The House of Prayer leader Rony Denis, meanwhile, used the actual Denis’ name, birthdate and alien number to join the Army. An Army recruiter would have been expected to verify the enlistee’s immigration papers, said Cart.
Using a false name and ID numbers to join the military “alone, is sufficient to deny him bond,” but there are several other reasons, including his access to “considerable funds,” Rhodes told the court.
Income hidden through layers
During the years 2018-2020, the IRS determined Denis had unreported income of more than $5.7 million, Rhodes said. The church took in $2.8 million in unreported income, she said. And the church Denis’ inner circle moved funds around “like a shell game” through hundreds of accounts and transactions that tended to lead back to Denis’ pockets, she said.
Rhodes showed the court a 2018 check for $800,000 written to Denis. He used the funds toward the purchase of homes in Palm Beach, Fla., and nearby Martinez, she said. FBI agents and sheriff’s deputies arrested Denis at his $1.5 million home in the gated subdivision.
Authorities have broken the organization’s fraud into two main schemes: One diverted millions in GI bill payments into strict, but worthless House of Prayer seminaries, despite the programs being ineligible for the funding. The other was an elaborate real estate scheme in which church members were used as straw buyers to fraudulently purchase homes used to generate church leaders’ profits.
The wealth was used to purchase luxury automobiles including two Rolls Royces and two Bentleys, Rhodes said.
Church business practices
The other defendant still in custody, Anthony Oloans, served a key role as liaison between Denis and the enterprise, she said. Oloans delivered daily reports and thumb drives containing copious amounts of information such as account logins, security questions, mortgage information and the identities of all participants. Oloans was scheduled to have a detention hearing Thursday.
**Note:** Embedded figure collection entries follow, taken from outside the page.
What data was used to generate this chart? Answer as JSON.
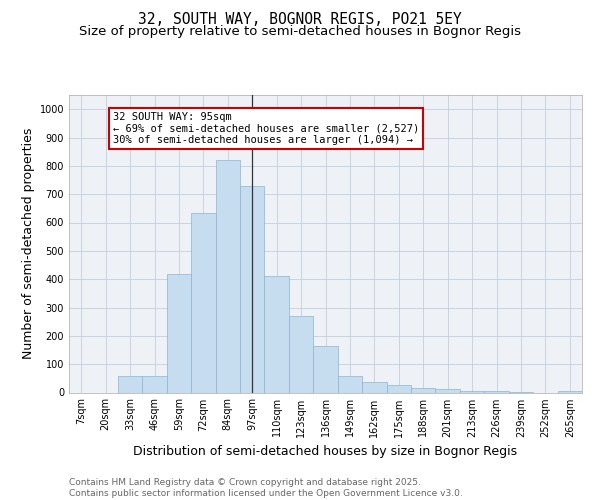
{
  "title_line1": "32, SOUTH WAY, BOGNOR REGIS, PO21 5EY",
  "title_line2": "Size of property relative to semi-detached houses in Bognor Regis",
  "xlabel": "Distribution of semi-detached houses by size in Bognor Regis",
  "ylabel": "Number of semi-detached properties",
  "categories": [
    "7sqm",
    "20sqm",
    "33sqm",
    "46sqm",
    "59sqm",
    "72sqm",
    "84sqm",
    "97sqm",
    "110sqm",
    "123sqm",
    "136sqm",
    "149sqm",
    "162sqm",
    "175sqm",
    "188sqm",
    "201sqm",
    "213sqm",
    "226sqm",
    "239sqm",
    "252sqm",
    "265sqm"
  ],
  "values": [
    0,
    0,
    60,
    60,
    420,
    635,
    820,
    730,
    410,
    270,
    165,
    60,
    38,
    28,
    15,
    12,
    5,
    4,
    2,
    0,
    5
  ],
  "bar_color": "#c5ddef",
  "bar_edge_color": "#8ab4d4",
  "background_color": "#eef2f7",
  "grid_color": "#c8d4e0",
  "annotation_text": "32 SOUTH WAY: 95sqm\n← 69% of semi-detached houses are smaller (2,527)\n30% of semi-detached houses are larger (1,094) →",
  "annotation_box_color": "#ffffff",
  "annotation_box_edge_color": "#cc0000",
  "vline_x": 7.0,
  "ylim": [
    0,
    1050
  ],
  "yticks": [
    0,
    100,
    200,
    300,
    400,
    500,
    600,
    700,
    800,
    900,
    1000
  ],
  "footer_text": "Contains HM Land Registry data © Crown copyright and database right 2025.\nContains public sector information licensed under the Open Government Licence v3.0.",
  "title_fontsize": 10.5,
  "subtitle_fontsize": 9.5,
  "axis_label_fontsize": 9,
  "tick_fontsize": 7,
  "footer_fontsize": 6.5,
  "annotation_fontsize": 7.5
}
The documents were kept in folders known as the “hooch,” Rhodes said. Recordings will reveal defendants commenting about the need to “clean up the hooch,” she said.
Prosecutors also believe Denis’ extreme influence on his congregation would lead to intimidation of witnesses, she said.
Recordings will show members reporting being afraid to leave and harassed and threatened if they tried. Denis held a meeting on the topic, “how to stay ahead of the FBI,” she said. Members were instructed to do exactly as Denis said, even if it included consuming unknown substances, she said.
Denis is known as the “ultimate decisionmaker,” she said. “Nothing happens without his approval.”